I Spy: An Interview With Stephen Mooney
You’ve drawn (and written) a few spy books now. What is it that appeals to you about these kinds of books?
I love characters that operate in the shadows, between the margins. I use a lot of black ink! I definitely gravitate towards these kinds of books, it’s true. I think the fact that the characters are always ambiguous in their motivations and morals is far more interesting that some of the more straight-shooters out there. Plenty of shades of grey; what are the intentions and who is on which side? Love that stuff. Plus – serious action!
Working on The Dead Hand, you had to delve into a world similar to that of the Black Widow. Did that help you when it came to working on this series?
Oh, for sure. In fact, that book led directly to series editor Sarah Brunstad contacting me about coming onboard the Widow project. She figured that gritty, overbearing noir flavour would translate exceptionally well to Natasha’s world and though I may be a tad biased, I’m inclined to agree!
When it comes to drawing Black Widow herself, do you have any artistic influences or is it a matter of doing your own thing?
Bit of both, really. I’m definitely hyper-aware of the Chris Samnee run from a couple years back; in fact I have those books on my drawing table as I work on pages right now. Other than that, I’m definitely trying to go my own way with it, influenced hugely of course by the stellar scripts by Jody Houser. There’s so much mood and flavour in those that it makes my job all the more straightforward. I’m instantly inspired as I read her words.
I just saw your cover for issue one and I was really impressed with the design of it. I noticed this in your Dead Hand covers too. Is this something you’ve consciously been working on or is just that you’ve gotten to try your hand at more covers.
I think the cover you saw is actually for issue 3, but I’m delighted ye like it! That’s my first Marvel cover and it seems to have gone down really well, thankfully. I absolutely channelled Dead Hand on that one again, yup, as Sarah requested that kind of vibe. I love working like that and my work has definitely been heading in that artistic direction, so I was more than happy to oblige. I like the fact that I seem to be evolving a signature look when it comes to my covers and splash images, so I’ll certainly be encouraging that.
It is an interesting time to be working on a Black Widow book with the release of the movie poster (I liked your cover more). Did the Scarlett Johansson version influence you in any way?

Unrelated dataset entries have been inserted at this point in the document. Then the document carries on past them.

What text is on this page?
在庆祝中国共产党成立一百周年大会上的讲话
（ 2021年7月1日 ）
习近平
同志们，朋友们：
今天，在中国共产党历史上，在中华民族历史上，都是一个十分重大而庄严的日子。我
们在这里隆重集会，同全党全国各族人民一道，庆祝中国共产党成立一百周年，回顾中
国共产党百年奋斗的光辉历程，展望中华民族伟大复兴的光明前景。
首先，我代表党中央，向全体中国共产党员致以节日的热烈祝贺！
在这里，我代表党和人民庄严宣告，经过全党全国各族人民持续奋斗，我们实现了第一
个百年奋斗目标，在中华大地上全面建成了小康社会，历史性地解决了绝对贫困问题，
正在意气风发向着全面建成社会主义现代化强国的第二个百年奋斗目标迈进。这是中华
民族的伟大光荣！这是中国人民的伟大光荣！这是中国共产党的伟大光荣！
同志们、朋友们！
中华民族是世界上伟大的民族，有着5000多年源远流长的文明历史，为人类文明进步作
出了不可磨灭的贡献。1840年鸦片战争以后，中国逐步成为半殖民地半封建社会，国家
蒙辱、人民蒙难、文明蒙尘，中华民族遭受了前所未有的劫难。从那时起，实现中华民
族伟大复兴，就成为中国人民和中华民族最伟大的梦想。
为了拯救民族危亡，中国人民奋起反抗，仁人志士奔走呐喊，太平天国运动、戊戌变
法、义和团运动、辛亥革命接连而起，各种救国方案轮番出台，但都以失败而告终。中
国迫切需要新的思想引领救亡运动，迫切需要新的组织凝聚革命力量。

Not really actually, although a few people have said my first cover bears a passing resemblance to her. Definitely unintentional, but if it connects the book to the upcoming movie in potential readers’ eyes, then all the better. It’s definitely a great time to be involved with a Widow series, since our book is very much being considered a primer for the film and something that stores can point to for any prospective reader that may want to immerse themselves in the character and her lore before hitting the cinema.
What would your pitch be for potential readers of the series?
If you’re a long-time fan of Natasha, or even just Widow-Curious; this is the book for you. We’re putting absolutely everything into this one; any favourite characters you might be hoping to see return will more than likely be present and correct. Whether or not former allies and indeed enemies can or should be trusted is an entirely separate issue… Action, betrayal, romance, espionage – it’s all in there, drenched in atmosphere and mood so think ye could chew on it. Come get a piece of it this Wednesday in stores everywhere!